From this vantage point she looked southward — toward the Bar S — which direction the horse would naturally take had he decided to desert her. Far down a narrow aisle, fully a quarter of a mile away, she saw a gray shape moving among the trees.
It was Silver, idly browsing—she could see his neck slanting downward, and his tail swishing back and forth.
She gulped with thankfulness, leaped down from the fallen tree trunk, and began to run toward Silver, her face a trifle pale and her eyes filled with a wistful expression.
But she had not taken more than three or four steps toward the horse when she halted and stood rigid, catching her breath with a shrill gasp; her face whitening, her eyes filled with horror. For not more than a dozen paces from her, and directly in the narrow aisle through which she must go to reach Silver, stood a huge, gray timber wolf, his mouth open, his jaws agape, slavering; his eyes flaming with a fire which, she knew, was a sign of the malignant ferocity that had set him across her path.
She did not know how long she stood there, watching the great gray beast. She knew that the wolf did not move, but stood there returning her gaze, its sides heaving with its rapid breaths, its tongue hanging far out of its mouth — the fangs bared a little in a hideous, grinning smirk. It seemed to her that the animal knew of her helplessness and was mocking her, content to wait, certain that she could not escape.
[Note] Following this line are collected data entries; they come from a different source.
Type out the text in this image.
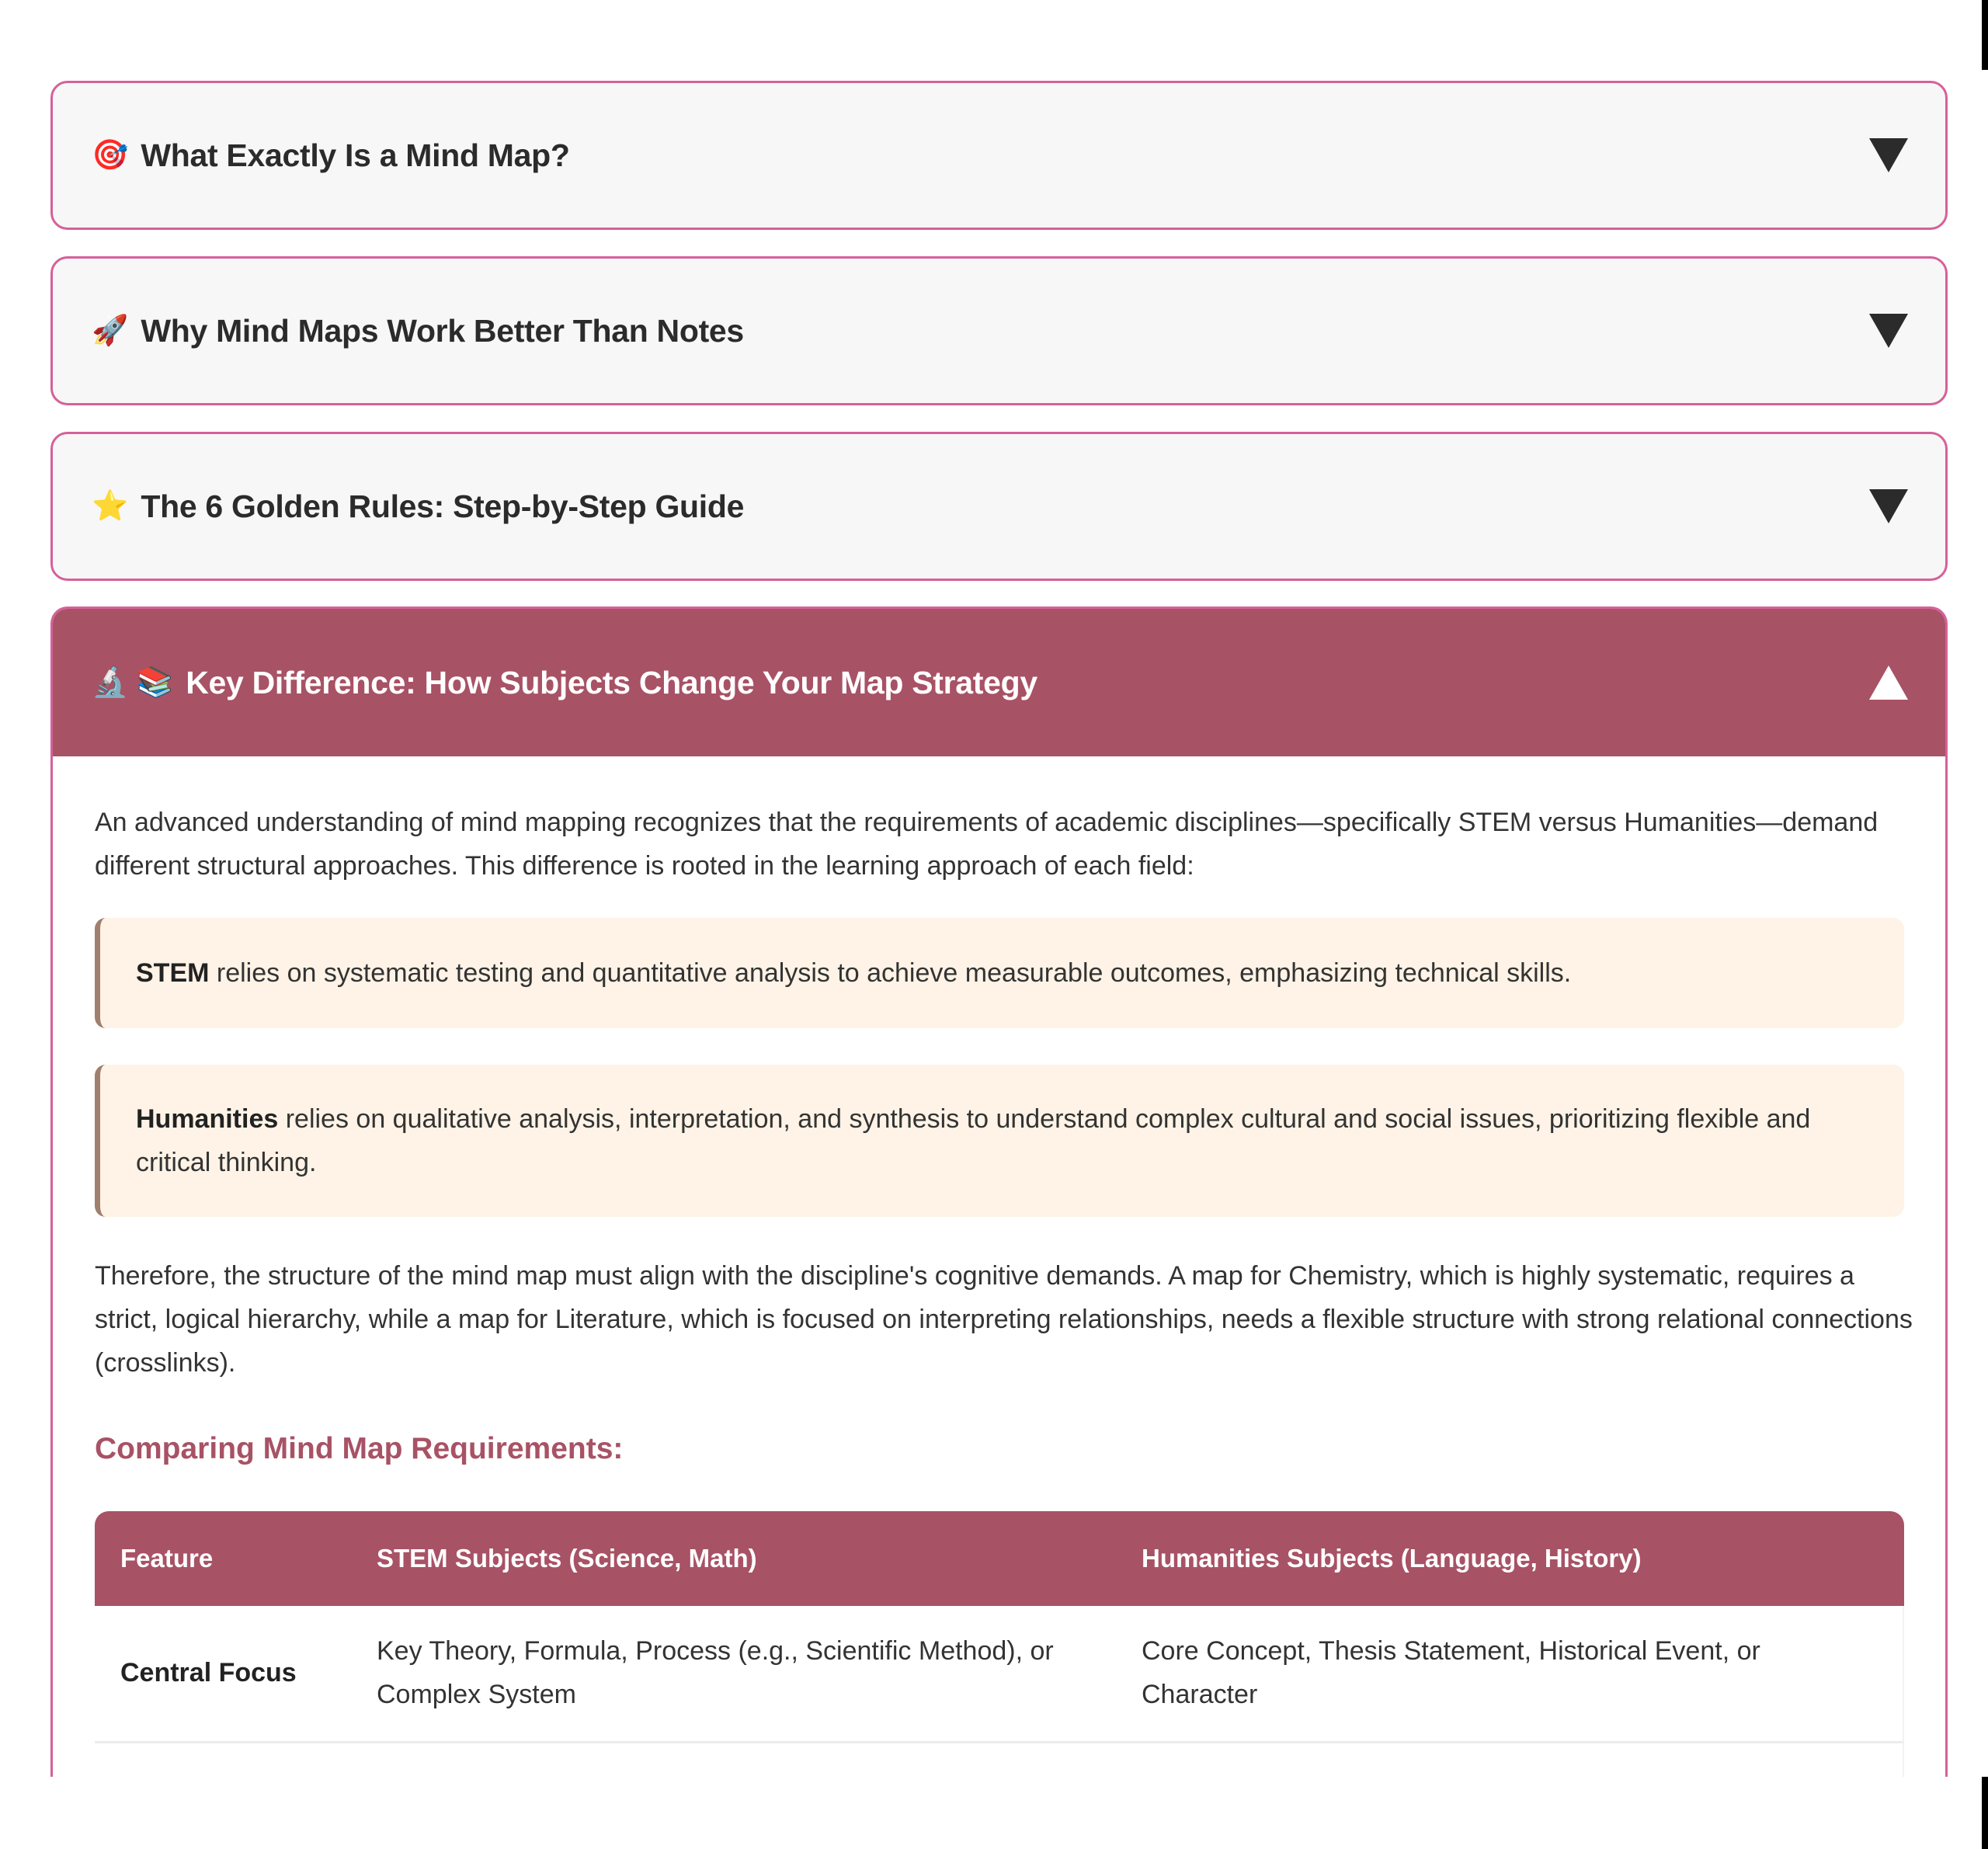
🎯 What Exactly Is a Mind Map?
🚀 Why Mind Maps Work Better Than Notes
⭐ The 6 Golden Rules: Step-by-Step Guide
🔬 📚 Key Difference: How Subjects Change Your Map Strategy

An advanced understanding of mind mapping recognizes that the requirements of academic disciplines—specifically STEM versus Humanities—demand different structural approaches. This difference is rooted in the learning approach of each field:

STEM relies on systematic testing and quantitative analysis to achieve measurable outcomes, emphasizing technical skills.
Humanities relies on qualitative analysis, interpretation, and synthesis to understand complex cultural and social issues, prioritizing flexible and critical thinking.

Therefore, the structure of the mind map must align with the discipline's cognitive demands. A map for Chemistry, which is highly systematic, requires a strict, logical hierarchy, while a map for Literature, which is focused on interpreting relationships, needs a flexible structure with strong relational connections (crosslinks).

Comparing Mind Map Requirements:
Feature	STEM Subjects (Science, Math)	Humanities Subjects (Language, History)
Central Focus	Key Theory, Formula, Process (e.g., Scientific Method), or Complex System	Core Concept, Thesis Statement, Historical Event, or Character
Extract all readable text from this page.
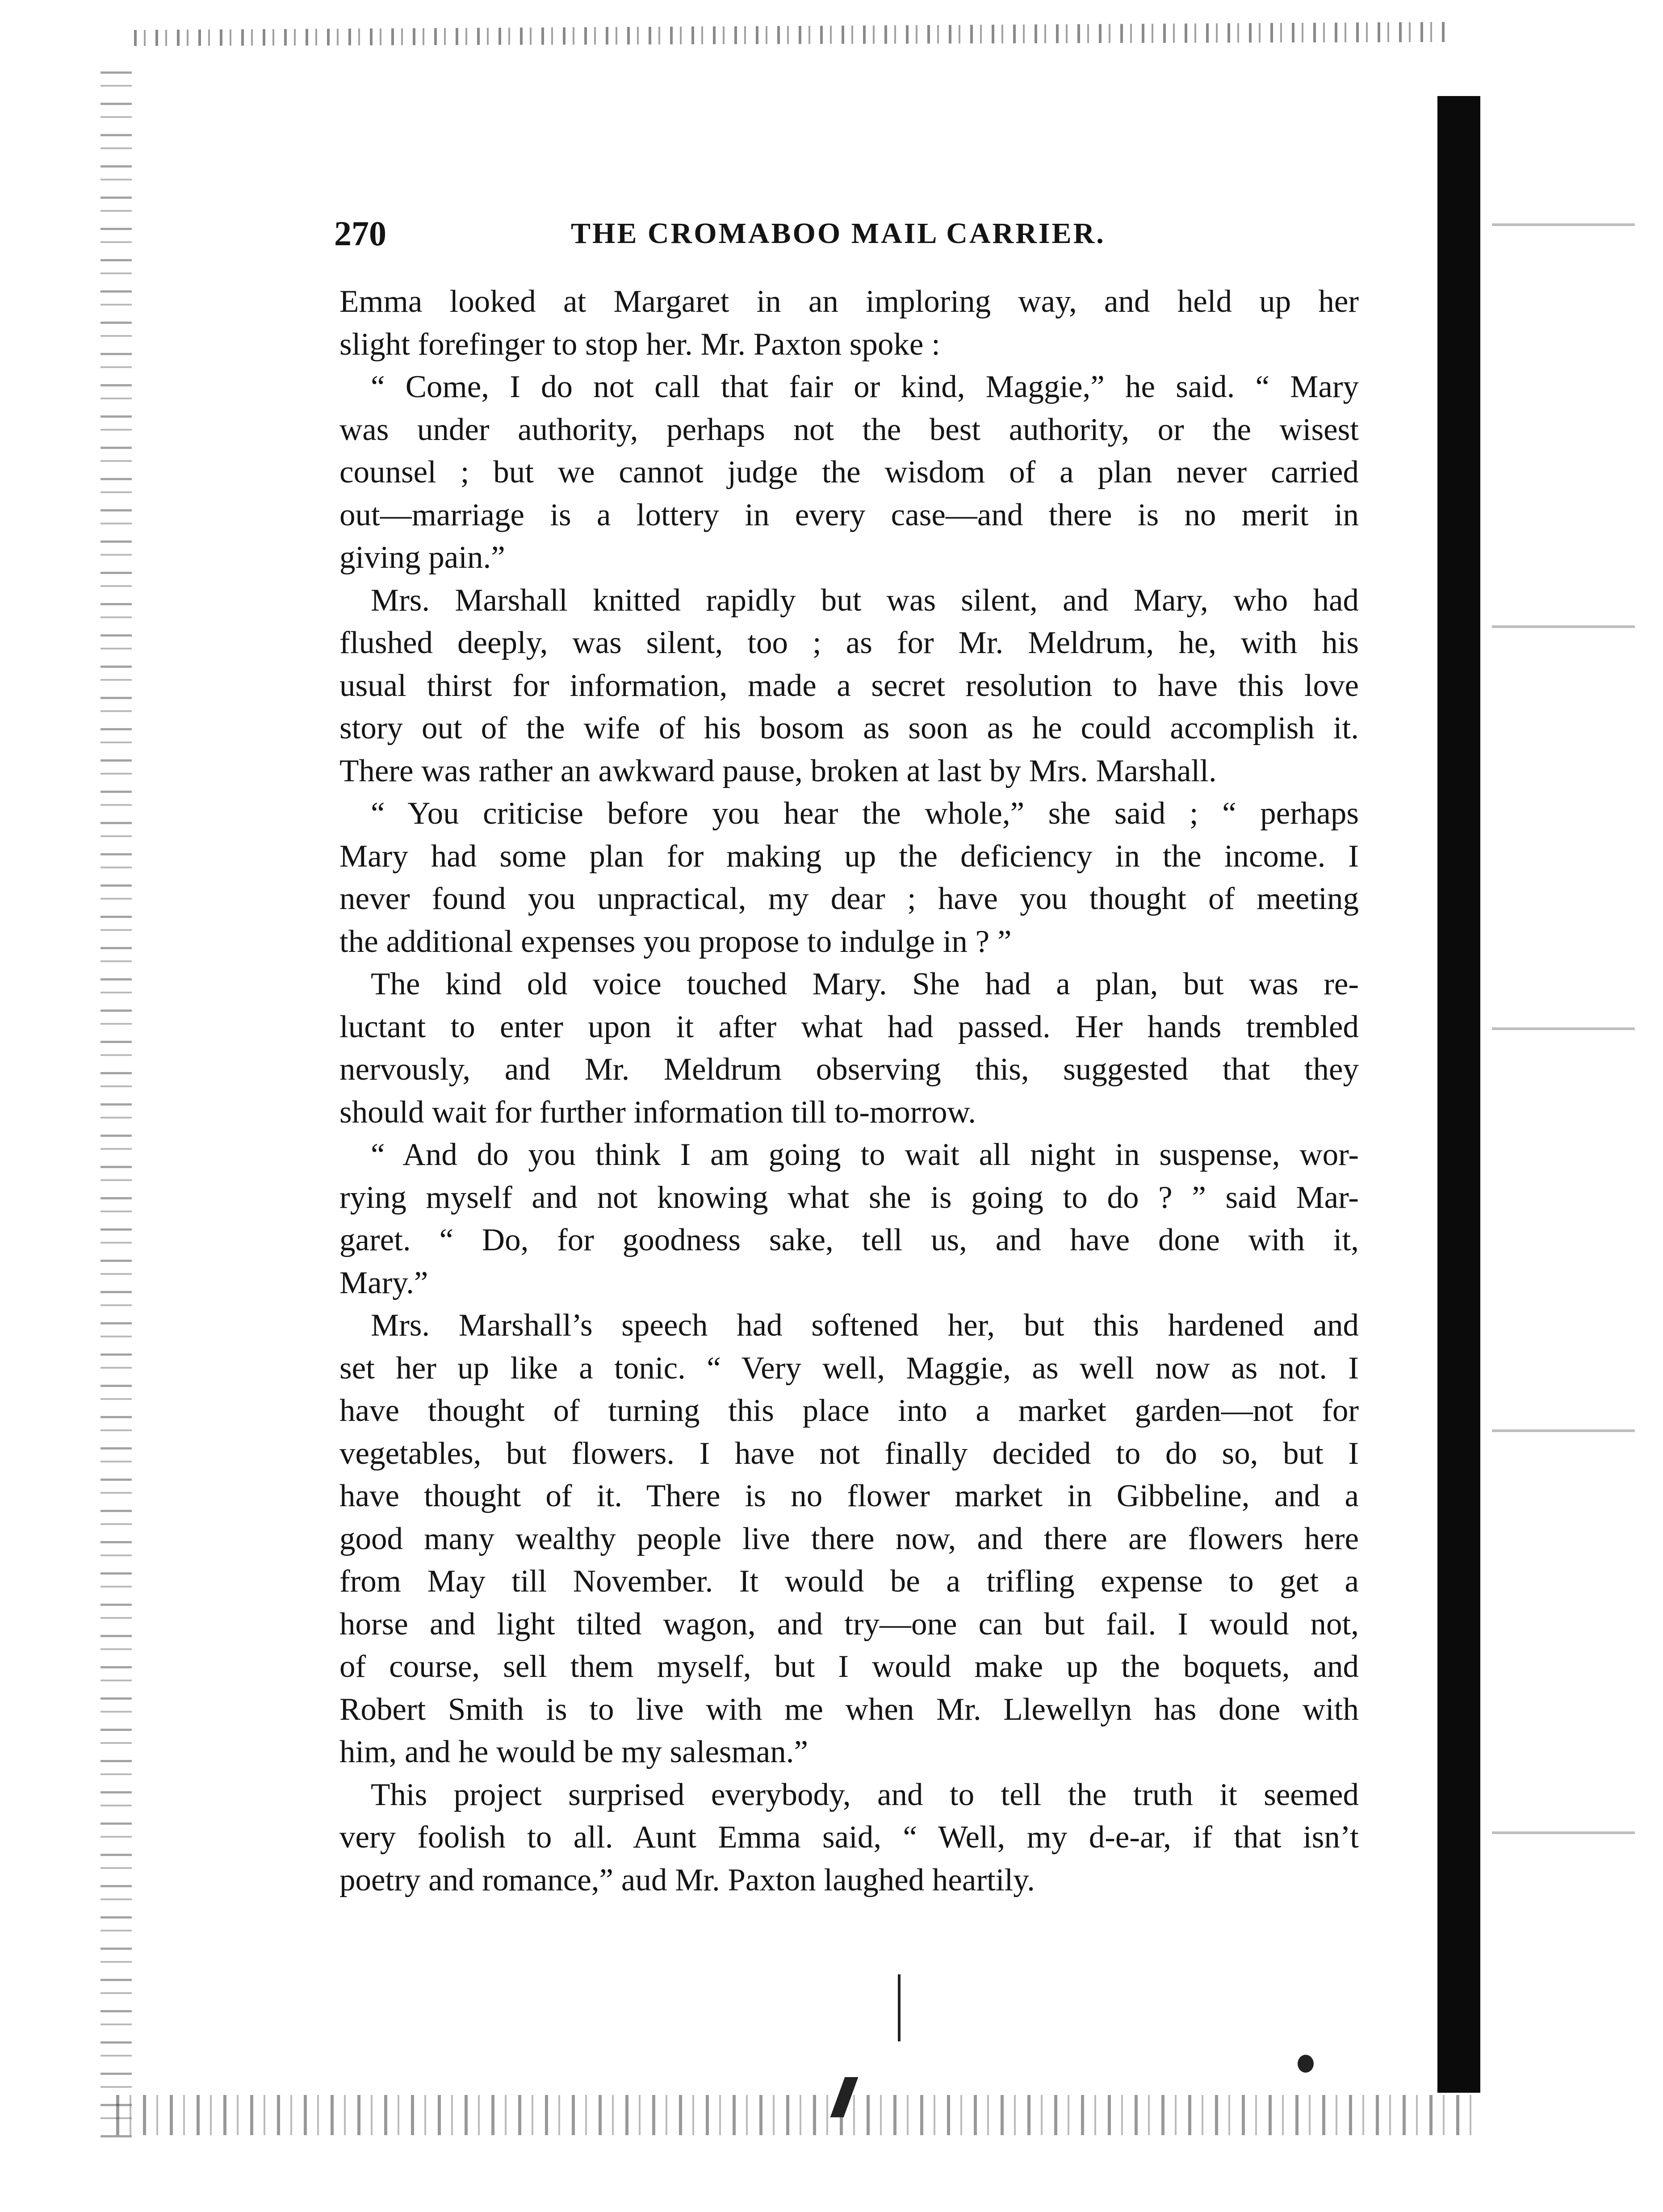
270	THE CROMABOO MAIL CARRIER.
Emma looked at Margaret in an imploring way, and held up her
slight forefinger to stop her. Mr. Paxton spoke :
“ Come, I do not call that fair or kind, Maggie,” he said. “ Mary
was under authority, perhaps not the best authority, or the wisest
counsel ; but we cannot judge the wisdom of a plan never carried
out—marriage is a lottery in every case—and there is no merit in
giving pain.”
Mrs. Marshall knitted rapidly but was silent, and Mary, who had
flushed deeply, was silent, too ; as for Mr. Meldrum, he, with his
usual thirst for information, made a secret resolution to have this love
story out of the wife of his bosom as soon as he could accomplish it.
There was rather an awkward pause, broken at last by Mrs. Marshall.
“ You criticise before you hear the whole,” she said ; “ perhaps
Mary had some plan for making up the deficiency in the income. I
never found you unpractical, my dear ; have you thought of meeting
the additional expenses you propose to indulge in ? ”
The kind old voice touched Mary. She had a plan, but was re-
luctant to enter upon it after what had passed. Her hands trembled
nervously, and Mr. Meldrum observing this, suggested that they
should wait for further information till to-morrow.
“ And do you think I am going to wait all night in suspense, wor-
rying myself and not knowing what she is going to do ? ” said Mar-
garet. “ Do, for goodness sake, tell us, and have done with it,
Mary.”
Mrs. Marshall’s speech had softened her, but this hardened and
set her up like a tonic. “ Very well, Maggie, as well now as not. I
have thought of turning this place into a market garden—not for
vegetables, but flowers. I have not finally decided to do so, but I
have thought of it. There is no flower market in Gibbeline, and a
good many wealthy people live there now, and there are flowers here
from May till November. It would be a trifling expense to get a
horse and light tilted wagon, and try—one can but fail. I would not,
of course, sell them myself, but I would make up the boquets, and
Robert Smith is to live with me when Mr. Llewellyn has done with
him, and he would be my salesman.”
This project surprised everybody, and to tell the truth it seemed
very foolish to all. Aunt Emma said, “ Well, my d-e-ar, if that isn’t
poetry and romance,” aud Mr. Paxton laughed heartily.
She did not move—she was convinced that if she made the slightest motion the beast would leap. Nor did she permit her gaze to wander for the slightest fraction of a second from the beast's eyes. She stood that way for, it seemed, many minutes; her breath catching in her throat, her heart pounding, and her nerves tingling with the horror of it.
And then she heard a sharp sound near—the crackling of a twig or a branch, it seemed. She saw the wolf raise its head, snap its ears erect and look past her — a little to her right. The fur on its neck bristled, as though it saw something that aroused it to a fighting resentment, or a craven, gripping fear. Then it snarled, wheeled, and leaped — away from her.
While its body was in the air the solemn silence of the forest was rent by a splitting, crashing report. The girl saw the wolf collapse in mid-air and come down limply, landing on its head and shoulders; its legs asprawl and jerking spasmodically.
She wheeled, aware that the wolf had received a death wound, to see a man on a big black horse directly behind her. He was lounging in the saddle, a smoking pistol in his right hand. There was a slight smile on his lips, and his eyes were agleam with interest and curiosity.
"You're scared, ma'am, eh?" he said in a low but distinct voice. "Well, you don't need to be — now. I reckon Mr. Lobo won't ever be any deader than he is right this minute."
Eleanor walked totteringly to the fallen tree trunk and sank to it, holding tightly to some barkless branches that projected from it to keep herself from slipping off — for she knew that she had never been nearer to fainting than at this minute.
Her rescuer watched her with grave concern, the smile having departed. The pistol was still in his hand, and noting that she looked at it wonderingly—as though not quite certain what he intended to do next — he sheathed it — first ejecting the empty shell and replacing it with a loaded one. The pistol in the holster, he looked at her with a straight, level gaze.
"What's happened, ma'am? You sure didn't walk into this timber!"
She stood erect now, for she had conquered the faintness that had stolen over her, and smiled at him — though her voice quavered a little when she spoke:
"I stopped to pick some flowers and my horse strayed," she told him.
His eyes gleamed with humor. "You ain't Eastern, ma'am — I can see that. Then how —"
"I forgot. You see, I haven't been home in four years — and I left the reins on Silver's saddle."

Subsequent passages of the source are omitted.